Waiting Cycle Times and Generalized Haldane Equality in the Steady-state Cycle Kinetics of Single Enzymes

Abstract

Enzyme kinetics are cyclic. A more realistic reversible three-step mechanism of the Michaelis-Menten kinetics is investigated in detail, and three kinds of waiting cycle times T, T+, T- are defined. It is shown that the mean waiting cycle times <T>, <T+>, and <T-> are the reciprocal of the steady-state cycle flux Jss, the forward steady-state cycle flux Jss+ and the backward steady-state cycle flux Jss- respectively.
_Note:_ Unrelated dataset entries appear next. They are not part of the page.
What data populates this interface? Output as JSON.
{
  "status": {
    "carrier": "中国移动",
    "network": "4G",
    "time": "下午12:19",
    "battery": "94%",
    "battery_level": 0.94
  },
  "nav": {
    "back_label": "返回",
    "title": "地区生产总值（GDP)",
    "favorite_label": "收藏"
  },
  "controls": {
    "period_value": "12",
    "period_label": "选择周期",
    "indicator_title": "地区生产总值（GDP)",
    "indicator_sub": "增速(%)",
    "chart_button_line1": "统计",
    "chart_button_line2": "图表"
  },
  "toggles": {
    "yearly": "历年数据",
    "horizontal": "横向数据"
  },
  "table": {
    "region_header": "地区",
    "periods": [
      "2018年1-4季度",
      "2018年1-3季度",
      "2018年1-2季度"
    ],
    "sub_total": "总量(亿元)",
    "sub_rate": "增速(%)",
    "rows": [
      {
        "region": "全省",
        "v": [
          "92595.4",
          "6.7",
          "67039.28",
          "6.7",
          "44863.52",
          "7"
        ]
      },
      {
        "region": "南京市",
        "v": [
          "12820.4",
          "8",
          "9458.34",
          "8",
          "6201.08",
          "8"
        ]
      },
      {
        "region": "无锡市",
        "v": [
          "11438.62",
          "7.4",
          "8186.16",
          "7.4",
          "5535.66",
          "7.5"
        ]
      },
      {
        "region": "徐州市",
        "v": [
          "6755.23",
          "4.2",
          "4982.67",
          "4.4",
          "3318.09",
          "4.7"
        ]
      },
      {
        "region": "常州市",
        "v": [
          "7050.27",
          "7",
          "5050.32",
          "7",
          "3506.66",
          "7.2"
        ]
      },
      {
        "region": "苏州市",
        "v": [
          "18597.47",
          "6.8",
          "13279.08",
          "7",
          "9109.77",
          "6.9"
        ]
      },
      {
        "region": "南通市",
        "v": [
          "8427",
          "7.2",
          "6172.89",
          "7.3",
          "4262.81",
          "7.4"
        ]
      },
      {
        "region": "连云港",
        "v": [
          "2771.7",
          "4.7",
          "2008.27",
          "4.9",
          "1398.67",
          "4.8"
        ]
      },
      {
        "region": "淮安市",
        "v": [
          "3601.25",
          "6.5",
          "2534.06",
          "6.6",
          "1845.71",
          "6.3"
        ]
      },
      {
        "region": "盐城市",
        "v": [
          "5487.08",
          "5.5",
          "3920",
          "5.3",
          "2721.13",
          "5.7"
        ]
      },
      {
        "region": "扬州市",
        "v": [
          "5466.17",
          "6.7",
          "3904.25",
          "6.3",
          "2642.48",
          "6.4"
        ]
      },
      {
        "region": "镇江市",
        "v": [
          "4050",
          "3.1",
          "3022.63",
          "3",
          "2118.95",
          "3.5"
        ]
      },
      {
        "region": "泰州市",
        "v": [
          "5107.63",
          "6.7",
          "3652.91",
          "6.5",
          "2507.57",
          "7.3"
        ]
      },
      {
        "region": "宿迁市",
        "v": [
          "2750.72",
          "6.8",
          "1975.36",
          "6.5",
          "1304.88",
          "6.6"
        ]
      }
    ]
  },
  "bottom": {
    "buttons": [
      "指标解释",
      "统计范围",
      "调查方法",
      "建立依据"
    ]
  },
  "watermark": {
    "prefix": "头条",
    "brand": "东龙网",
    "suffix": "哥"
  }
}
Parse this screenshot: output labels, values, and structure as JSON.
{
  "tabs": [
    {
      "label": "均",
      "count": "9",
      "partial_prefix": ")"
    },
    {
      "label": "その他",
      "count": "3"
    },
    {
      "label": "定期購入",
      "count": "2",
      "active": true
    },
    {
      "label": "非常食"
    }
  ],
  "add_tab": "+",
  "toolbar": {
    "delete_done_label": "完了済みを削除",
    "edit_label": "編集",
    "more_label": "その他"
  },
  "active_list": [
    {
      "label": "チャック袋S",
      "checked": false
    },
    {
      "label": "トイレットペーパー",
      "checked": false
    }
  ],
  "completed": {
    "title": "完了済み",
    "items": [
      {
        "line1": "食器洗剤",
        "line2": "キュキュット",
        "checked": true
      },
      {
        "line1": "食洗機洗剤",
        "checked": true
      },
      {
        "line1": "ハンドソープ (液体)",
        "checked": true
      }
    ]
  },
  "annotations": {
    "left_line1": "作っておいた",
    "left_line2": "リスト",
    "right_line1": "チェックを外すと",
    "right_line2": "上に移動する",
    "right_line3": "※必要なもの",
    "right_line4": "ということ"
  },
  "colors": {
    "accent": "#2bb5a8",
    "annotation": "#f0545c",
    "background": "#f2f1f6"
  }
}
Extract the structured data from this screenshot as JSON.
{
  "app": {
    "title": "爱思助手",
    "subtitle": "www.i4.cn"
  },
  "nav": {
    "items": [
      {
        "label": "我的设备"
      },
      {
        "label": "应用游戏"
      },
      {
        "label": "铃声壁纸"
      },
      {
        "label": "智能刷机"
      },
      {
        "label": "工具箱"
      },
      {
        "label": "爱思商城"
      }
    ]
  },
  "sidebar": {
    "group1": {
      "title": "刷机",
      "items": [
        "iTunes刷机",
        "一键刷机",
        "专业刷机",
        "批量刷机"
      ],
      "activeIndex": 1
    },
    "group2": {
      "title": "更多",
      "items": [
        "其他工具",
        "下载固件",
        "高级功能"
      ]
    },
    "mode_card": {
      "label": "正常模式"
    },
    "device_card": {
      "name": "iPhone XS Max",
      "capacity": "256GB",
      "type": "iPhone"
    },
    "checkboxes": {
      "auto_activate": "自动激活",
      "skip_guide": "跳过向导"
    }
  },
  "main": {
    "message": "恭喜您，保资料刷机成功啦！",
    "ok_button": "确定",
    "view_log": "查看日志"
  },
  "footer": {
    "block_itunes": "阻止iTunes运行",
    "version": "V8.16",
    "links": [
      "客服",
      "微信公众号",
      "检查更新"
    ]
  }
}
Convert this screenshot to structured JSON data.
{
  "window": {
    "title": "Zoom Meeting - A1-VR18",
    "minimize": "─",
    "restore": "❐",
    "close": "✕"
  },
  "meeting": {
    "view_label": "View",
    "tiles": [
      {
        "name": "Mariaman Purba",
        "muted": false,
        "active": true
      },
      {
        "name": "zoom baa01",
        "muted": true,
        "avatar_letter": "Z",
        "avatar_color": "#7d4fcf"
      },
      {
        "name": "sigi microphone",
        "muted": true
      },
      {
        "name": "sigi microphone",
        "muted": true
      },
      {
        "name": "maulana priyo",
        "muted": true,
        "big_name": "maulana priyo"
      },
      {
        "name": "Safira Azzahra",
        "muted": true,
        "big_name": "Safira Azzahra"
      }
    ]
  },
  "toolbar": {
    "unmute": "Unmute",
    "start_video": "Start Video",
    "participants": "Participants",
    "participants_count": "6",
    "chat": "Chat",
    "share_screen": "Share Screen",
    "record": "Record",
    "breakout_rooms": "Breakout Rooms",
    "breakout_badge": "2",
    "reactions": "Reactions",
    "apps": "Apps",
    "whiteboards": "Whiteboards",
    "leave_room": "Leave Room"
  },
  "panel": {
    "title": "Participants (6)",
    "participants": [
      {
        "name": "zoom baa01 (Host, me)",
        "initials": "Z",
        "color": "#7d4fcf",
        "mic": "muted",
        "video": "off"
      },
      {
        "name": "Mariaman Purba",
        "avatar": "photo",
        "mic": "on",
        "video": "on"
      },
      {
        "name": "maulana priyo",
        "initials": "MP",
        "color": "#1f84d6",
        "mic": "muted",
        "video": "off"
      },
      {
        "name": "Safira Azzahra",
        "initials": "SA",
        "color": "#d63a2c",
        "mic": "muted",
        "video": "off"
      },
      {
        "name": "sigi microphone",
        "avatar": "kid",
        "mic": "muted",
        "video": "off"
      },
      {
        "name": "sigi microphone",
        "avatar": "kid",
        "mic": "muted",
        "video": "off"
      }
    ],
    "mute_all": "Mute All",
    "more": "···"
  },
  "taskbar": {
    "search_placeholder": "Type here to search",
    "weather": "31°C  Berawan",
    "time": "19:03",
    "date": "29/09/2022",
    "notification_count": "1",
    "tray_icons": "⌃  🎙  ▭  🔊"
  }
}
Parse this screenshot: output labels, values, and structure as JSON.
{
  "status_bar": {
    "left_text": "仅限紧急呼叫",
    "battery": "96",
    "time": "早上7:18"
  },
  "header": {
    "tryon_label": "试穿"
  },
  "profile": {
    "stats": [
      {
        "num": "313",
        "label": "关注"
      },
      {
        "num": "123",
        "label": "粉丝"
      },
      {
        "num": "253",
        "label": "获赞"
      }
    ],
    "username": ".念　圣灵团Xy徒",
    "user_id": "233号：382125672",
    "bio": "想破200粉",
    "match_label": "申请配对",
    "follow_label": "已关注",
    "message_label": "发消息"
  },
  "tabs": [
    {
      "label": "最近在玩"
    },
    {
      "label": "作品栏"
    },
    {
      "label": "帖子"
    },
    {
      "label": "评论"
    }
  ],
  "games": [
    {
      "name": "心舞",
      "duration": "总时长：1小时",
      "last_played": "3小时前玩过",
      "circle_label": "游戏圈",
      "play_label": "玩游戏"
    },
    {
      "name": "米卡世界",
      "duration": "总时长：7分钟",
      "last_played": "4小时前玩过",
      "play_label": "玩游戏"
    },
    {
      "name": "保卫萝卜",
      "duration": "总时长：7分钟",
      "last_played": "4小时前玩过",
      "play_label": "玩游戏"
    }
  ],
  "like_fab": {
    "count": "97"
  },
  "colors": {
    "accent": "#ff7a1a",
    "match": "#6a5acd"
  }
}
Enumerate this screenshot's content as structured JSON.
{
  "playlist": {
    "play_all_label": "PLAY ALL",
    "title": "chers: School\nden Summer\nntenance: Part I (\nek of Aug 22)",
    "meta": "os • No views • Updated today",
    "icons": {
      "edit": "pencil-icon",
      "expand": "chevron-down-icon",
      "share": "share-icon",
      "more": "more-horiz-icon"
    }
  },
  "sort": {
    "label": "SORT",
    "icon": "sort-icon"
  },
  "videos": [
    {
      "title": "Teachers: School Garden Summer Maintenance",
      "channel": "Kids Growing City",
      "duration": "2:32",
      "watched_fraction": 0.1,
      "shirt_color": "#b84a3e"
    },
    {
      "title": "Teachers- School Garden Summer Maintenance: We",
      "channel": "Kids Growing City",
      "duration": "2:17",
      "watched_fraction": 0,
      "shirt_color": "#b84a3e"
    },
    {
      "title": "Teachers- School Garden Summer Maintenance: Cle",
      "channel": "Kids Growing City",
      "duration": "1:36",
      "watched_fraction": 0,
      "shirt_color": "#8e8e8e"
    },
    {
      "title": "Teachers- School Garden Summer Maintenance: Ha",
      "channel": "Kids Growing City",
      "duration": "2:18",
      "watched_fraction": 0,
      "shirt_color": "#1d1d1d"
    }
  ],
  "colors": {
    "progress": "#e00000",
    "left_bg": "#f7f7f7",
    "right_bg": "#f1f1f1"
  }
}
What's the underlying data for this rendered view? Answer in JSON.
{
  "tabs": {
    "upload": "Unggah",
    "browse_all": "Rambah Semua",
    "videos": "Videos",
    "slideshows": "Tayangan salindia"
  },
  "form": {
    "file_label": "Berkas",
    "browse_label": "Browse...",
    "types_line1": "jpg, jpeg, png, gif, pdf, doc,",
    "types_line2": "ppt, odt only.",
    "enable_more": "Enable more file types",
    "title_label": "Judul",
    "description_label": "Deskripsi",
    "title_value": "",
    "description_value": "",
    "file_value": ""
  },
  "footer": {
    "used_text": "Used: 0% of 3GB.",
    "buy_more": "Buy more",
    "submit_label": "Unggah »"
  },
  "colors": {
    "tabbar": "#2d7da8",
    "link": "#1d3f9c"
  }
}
We also show that the distribution of T+ conditioned on T+<T- is identical to the distribution of T- conditioned on T-<T+, which is referred as generalized Haldane equality. Consequently, the mean waiting cycle time of T+ conditioned on T+<T- (<T+| T+<T->) and the one of T- conditioned on T-<T+ (<T-| T-<T+ >) are both just the same as <T>. In addition, the forward and backward stepping probabilities p+,p- are also defined and discussed, especially their relationship with the cycle fluxes and waiting cycle times. Furthermore, we extend the same results to the n-step cycle, and finally, experimental and theoretically based evidences are also included.